FORMER child residents at the Mangrove Yoga Ashram have given evidence that they were drugged, beaten and raped by the spiritual leader, Swami Akhandananda.

Practices at the NSW Central Coast retreat during the 70s and 80s are being examined by the Royal Commission into Institutional Responses to Child Sexual Abuse. Henry Sztulman, a GP who lived at the ashram for 10 years, denied allegations by witnesses that he prescribed morphine regularly for minor ailments like an infected toe. “Absolutely not,” Dr Sztulman said. Dr Sztulman denied administering morphine at the ashram except on two occasions when people were in excruciating pain – once to a swami who had been poisoned by a stone fish. Dr Sztulman said he slowly came to accept there had been abuse at the ashram although he never saw any “overt behaviour” indicating abuse of the children. He denied witnessing public beatings of adults and children. “I didn’t actually see it, but one of the guys … said something happened and Swami Akhandananda slapped his face,” he said. In 2002 The Medical Tribunal of NSW prohibited Dr Sztulman from prescribing addictive pain killers.

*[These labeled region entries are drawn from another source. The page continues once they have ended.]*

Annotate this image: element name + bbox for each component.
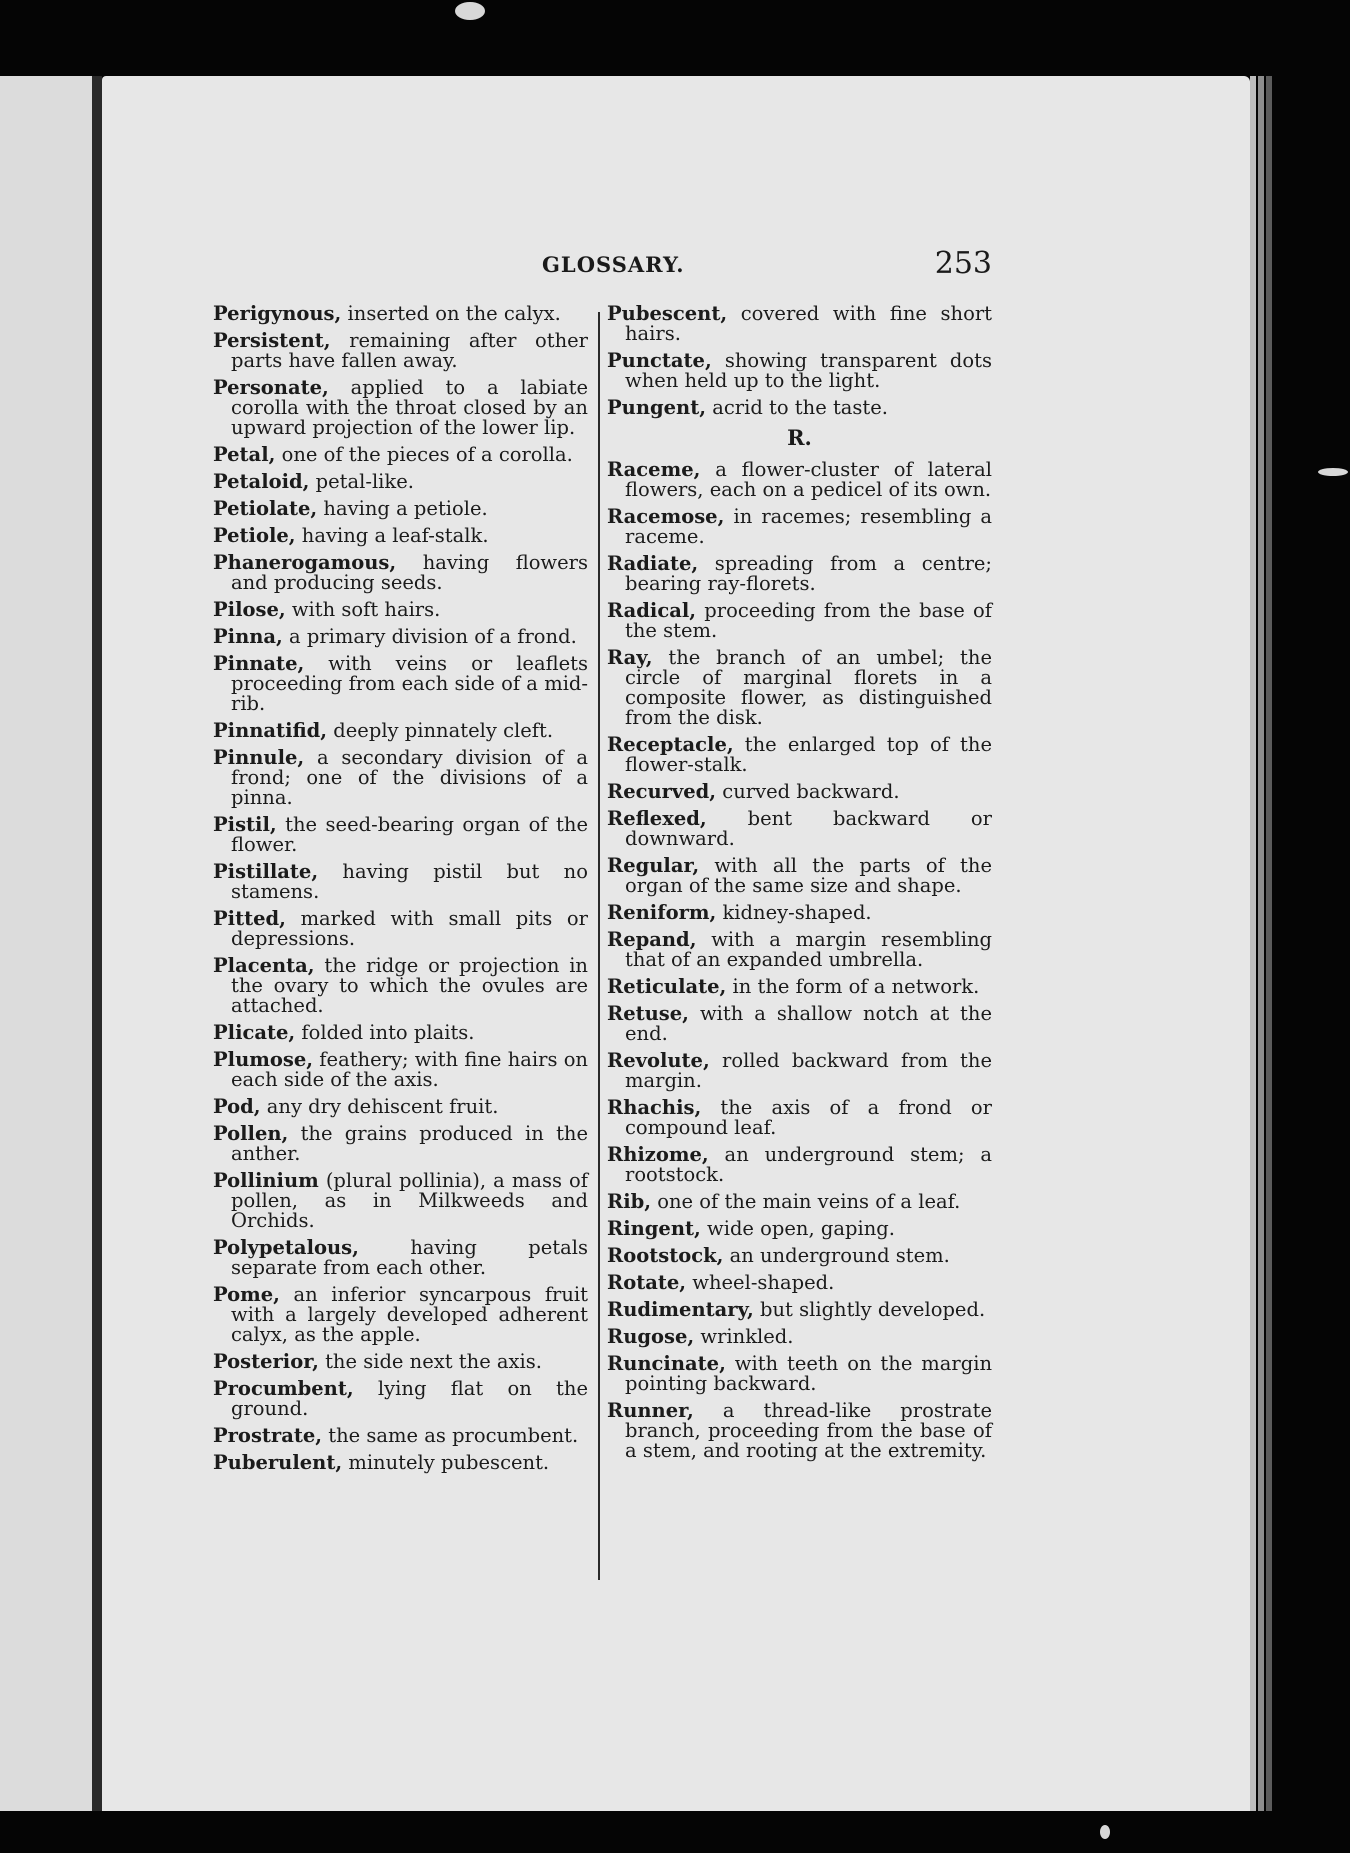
glossary-entry <box>607 1004 992 1044</box>
glossary-term: Plumose, <box>213 1048 314 1071</box>
glossary-entry <box>607 903 992 923</box>
glossary-entry <box>607 1246 992 1266</box>
glossary-entry <box>213 600 588 620</box>
glossary-entry <box>607 460 992 500</box>
glossary-term: Ray, <box>607 646 653 669</box>
glossary-entry <box>607 507 992 547</box>
glossary-term: Pistillate, <box>213 860 319 883</box>
glossary-entry <box>213 909 588 949</box>
glossary-entry <box>607 1300 992 1320</box>
glossary-definition: a secondary division of a frond; one of the divisions of a pinna. <box>231 746 588 809</box>
glossary-definition: the axis of a frond or compound leaf. <box>625 1096 992 1139</box>
column-divider <box>598 312 600 1580</box>
glossary-entry <box>607 1098 992 1138</box>
glossary-term: Rugose, <box>607 1325 695 1348</box>
glossary-entry <box>607 398 992 418</box>
glossary-definition: wide open, gaping. <box>700 1217 895 1240</box>
glossary-term: Revolute, <box>607 1049 710 1072</box>
glossary-entry <box>213 654 588 714</box>
glossary-definition: an underground stem. <box>723 1244 950 1267</box>
glossary-entry <box>607 930 992 970</box>
glossary-definition: a flower-cluster of lateral flowers, each on a pedicel of its own. <box>625 458 992 501</box>
glossary-entries-r <box>607 460 992 1461</box>
glossary-term: Racemose, <box>607 505 725 528</box>
glossary-definition: the grains produced in the anther. <box>231 1122 588 1165</box>
glossary-definition: lying flat on the ground. <box>231 1377 588 1420</box>
glossary-term: Pollen, <box>213 1122 289 1145</box>
glossary-definition: having pistil but no stamens. <box>231 860 588 903</box>
glossary-term: Regular, <box>607 854 700 877</box>
glossary-column-left <box>213 304 588 1480</box>
glossary-entry <box>213 1352 588 1372</box>
glossary-definition: the seed-bearing organ of the flower. <box>231 813 588 856</box>
section-letter: R. <box>787 425 812 450</box>
page-stack-edge <box>1258 76 1264 1811</box>
glossary-term: Recurved, <box>607 780 717 803</box>
glossary-entry <box>213 526 588 546</box>
glossary-term: Pinnate, <box>213 652 305 675</box>
glossary-term: Reflexed, <box>607 807 707 830</box>
glossary-definition: remaining after other parts have fallen away. <box>231 329 588 372</box>
glossary-term: Pungent, <box>607 396 707 419</box>
glossary-definition: having petals separate from each other. <box>231 1236 588 1279</box>
glossary-definition: an inferior syncarpous fruit with a largely developed adherent calyx, as the apple. <box>231 1283 588 1346</box>
glossary-definition: spreading from a centre; bearing ray-florets. <box>625 552 992 595</box>
glossary-entry <box>213 1050 588 1090</box>
glossary-entry <box>213 331 588 371</box>
page-number: 253 <box>934 246 992 281</box>
glossary-definition: the side next the axis. <box>318 1350 543 1373</box>
glossary-definition: folded into plaits. <box>295 1021 475 1044</box>
facing-page-edge <box>0 76 95 1811</box>
glossary-definition: with teeth on the margin pointing backward. <box>625 1352 992 1395</box>
glossary-entry <box>607 1273 992 1293</box>
glossary-entry <box>213 815 588 855</box>
glossary-definition: wrinkled. <box>694 1325 794 1348</box>
glossary-definition: acrid to the taste. <box>706 396 888 419</box>
glossary-definition: with a margin resembling that of an expanded umbrella. <box>625 928 992 971</box>
glossary-term: Pome, <box>213 1283 280 1306</box>
glossary-definition: with all the parts of the organ of the same size and shape. <box>625 854 992 897</box>
glossary-entry <box>213 1285 588 1345</box>
glossary-definition: with soft hairs. <box>285 598 441 621</box>
glossary-term: Polypetalous, <box>213 1236 359 1259</box>
glossary-term: Posterior, <box>213 1350 319 1373</box>
glossary-term: Reticulate, <box>607 975 727 998</box>
glossary-entry <box>213 748 588 808</box>
glossary-entry <box>607 304 992 344</box>
scan-artifact <box>1318 468 1348 476</box>
glossary-entry <box>213 499 588 519</box>
glossary-term: Runcinate, <box>607 1352 726 1375</box>
glossary-term: Reniform, <box>607 901 717 924</box>
glossary-term: Prostrate, <box>213 1424 323 1447</box>
glossary-entries-p <box>607 304 992 418</box>
glossary-entry <box>607 735 992 775</box>
glossary-definition: feathery; with fine hairs on each side of the axis. <box>231 1048 588 1091</box>
glossary-entry <box>213 721 588 741</box>
glossary-definition: in racemes; resembling a raceme. <box>625 505 992 548</box>
glossary-definition: petal-like. <box>309 470 414 493</box>
glossary-definition: having a leaf-stalk. <box>295 524 489 547</box>
glossary-entry <box>213 378 588 438</box>
glossary-definition: in the form of a network. <box>726 975 980 998</box>
glossary-entry <box>607 601 992 641</box>
glossary-definition: kidney-shaped. <box>716 901 872 924</box>
glossary-entry <box>607 809 992 849</box>
glossary-definition: one of the main veins of a leaf. <box>651 1190 961 1213</box>
glossary-entry <box>213 956 588 1016</box>
glossary-term: Perigynous, <box>213 302 342 325</box>
glossary-definition: but slightly developed. <box>753 1298 986 1321</box>
glossary-term: Pinnule, <box>213 746 305 769</box>
glossary-definition: a primary division of a frond. <box>282 625 577 648</box>
glossary-definition: an underground stem; a rootstock. <box>625 1143 992 1186</box>
page-stack-edge <box>1266 76 1272 1811</box>
glossary-entry <box>213 1097 588 1117</box>
glossary-entry <box>213 445 588 465</box>
page-stack-edge <box>1250 76 1256 1811</box>
glossary-term: Repand, <box>607 928 697 951</box>
glossary-definition: the same as procumbent. <box>322 1424 579 1447</box>
glossary-term: Personate, <box>213 376 329 399</box>
glossary-term: Procumbent, <box>213 1377 354 1400</box>
glossary-term: Pod, <box>213 1095 261 1118</box>
glossary-entry <box>213 1238 588 1278</box>
glossary-entry <box>607 1354 992 1394</box>
glossary-definition: applied to a labiate corolla with the throat closed by an upward projection of the lower lip. <box>231 376 588 439</box>
glossary-term: Rotate, <box>607 1271 687 1294</box>
page-header <box>102 246 992 288</box>
glossary-entry <box>607 782 992 802</box>
glossary-term: Pilose, <box>213 598 286 621</box>
glossary-term: Pollinium <box>213 1169 319 1192</box>
glossary-term: Puberulent, <box>213 1451 343 1474</box>
glossary-term: Petiole, <box>213 524 296 547</box>
glossary-definition: rolled backward from the margin. <box>625 1049 992 1092</box>
glossary-entry <box>607 977 992 997</box>
glossary-term: Retuse, <box>607 1002 689 1025</box>
glossary-term: Raceme, <box>607 458 701 481</box>
glossary-definition: having flowers and producing seeds. <box>231 551 588 594</box>
glossary-entry <box>213 1124 588 1164</box>
glossary-definition: any dry dehiscent fruit. <box>260 1095 499 1118</box>
glossary-entry <box>213 472 588 492</box>
glossary-entry <box>213 553 588 593</box>
glossary-term: Plicate, <box>213 1021 296 1044</box>
glossary-definition: covered with fine short hairs. <box>625 302 992 345</box>
glossary-term: Pistil, <box>213 813 277 836</box>
glossary-column-right <box>607 304 992 1468</box>
glossary-term: Pubescent, <box>607 302 728 325</box>
glossary-entry <box>607 1051 992 1091</box>
glossary-term: Rudimentary, <box>607 1298 754 1321</box>
glossary-term: Punctate, <box>607 349 712 372</box>
glossary-term: Pinnatifid, <box>213 719 328 742</box>
glossary-entry <box>607 856 992 896</box>
glossary-term: Petaloid, <box>213 470 310 493</box>
glossary-term: Placenta, <box>213 954 315 977</box>
glossary-term: Rootstock, <box>607 1244 724 1267</box>
glossary-entry <box>607 351 992 391</box>
glossary-definition: the enlarged top of the flower-stalk. <box>625 733 992 776</box>
glossary-definition: (plural pollinia), a mass of pollen, as in Milkweeds and Orchids. <box>231 1169 588 1232</box>
glossary-definition: marked with small pits or depressions. <box>231 907 588 950</box>
running-title: GLOSSARY. <box>542 252 685 277</box>
glossary-term: Receptacle, <box>607 733 734 756</box>
glossary-entry <box>607 1327 992 1347</box>
glossary-term: Pinna, <box>213 625 283 648</box>
glossary-definition: one of the pieces of a corolla. <box>275 443 573 466</box>
glossary-entry <box>213 1453 588 1473</box>
glossary-entry <box>607 1145 992 1185</box>
glossary-entry <box>213 862 588 902</box>
glossary-term: Runner, <box>607 1399 694 1422</box>
glossary-entry <box>213 1426 588 1446</box>
glossary-definition: showing transparent dots when held up to the light. <box>625 349 992 392</box>
glossary-term: Rhachis, <box>607 1096 702 1119</box>
glossary-definition: a thread-like prostrate branch, proceeding from the base of a stem, and rooting at the extremity. <box>625 1399 992 1462</box>
glossary-term: Persistent, <box>213 329 331 352</box>
glossary-entry <box>607 1192 992 1212</box>
glossary-entry <box>607 554 992 594</box>
glossary-term: Pitted, <box>213 907 286 930</box>
glossary-term: Radiate, <box>607 552 699 575</box>
glossary-definition: with a shallow notch at the end. <box>625 1002 992 1045</box>
glossary-definition: curved backward. <box>716 780 900 803</box>
scan-artifact <box>1100 1825 1110 1839</box>
glossary-term: Radical, <box>607 599 697 622</box>
glossary-definition: proceeding from the base of the stem. <box>625 599 992 642</box>
glossary-term: Ringent, <box>607 1217 701 1240</box>
glossary-definition: deeply pinnately cleft. <box>327 719 554 742</box>
glossary-definition: having a petiole. <box>317 497 488 520</box>
glossary-entry <box>607 1401 992 1461</box>
glossary-definition: the branch of an umbel; the circle of marginal florets in a composite flower, as distinguished from the disk. <box>625 646 992 729</box>
glossary-term: Petiolate, <box>213 497 318 520</box>
glossary-definition: the ridge or projection in the ovary to which the ovules are attached. <box>231 954 588 1017</box>
glossary-definition: inserted on the calyx. <box>341 302 561 325</box>
glossary-term: Petal, <box>213 443 276 466</box>
glossary-term: Phanerogamous, <box>213 551 397 574</box>
glossary-entry <box>213 1023 588 1043</box>
scan-artifact <box>455 2 485 20</box>
glossary-entry <box>213 304 588 324</box>
book-gutter <box>92 76 102 1811</box>
glossary-definition: minutely pubescent. <box>342 1451 550 1474</box>
glossary-term: Rhizome, <box>607 1143 709 1166</box>
glossary-definition: wheel-shaped. <box>686 1271 835 1294</box>
glossary-entry <box>607 648 992 728</box>
glossary-definition: bent backward or downward. <box>625 807 992 850</box>
glossary-entry <box>213 1379 588 1419</box>
glossary-entry <box>607 1219 992 1239</box>
glossary-definition: with veins or leaflets proceeding from each side of a mid-rib. <box>231 652 588 715</box>
glossary-term: Rib, <box>607 1190 652 1213</box>
glossary-entry <box>213 1171 588 1231</box>
glossary-entry <box>213 627 588 647</box>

Dr Sztulman said the drug the medical tribunal reprimand him over was codeine phosphate drugs and never “morphine by injection”. The tribunal report, based on complaints made in 1997, noted that “Dr Sztulman presents as a rather unworldly, naive practitioner”. It said “his insulation from general practice whilst at the ashram contributed to his limited understanding of the issues of manipulative drug addicted patients”. The report also said Dr Sztulman was counselled over inappropriate prescription of narcotic drugs in 1995. Dr Sztulman supported Akhandananda when he was tried in 1989 for sex offences against four girls. The hearing continues before Commissioner Jennifer Coate.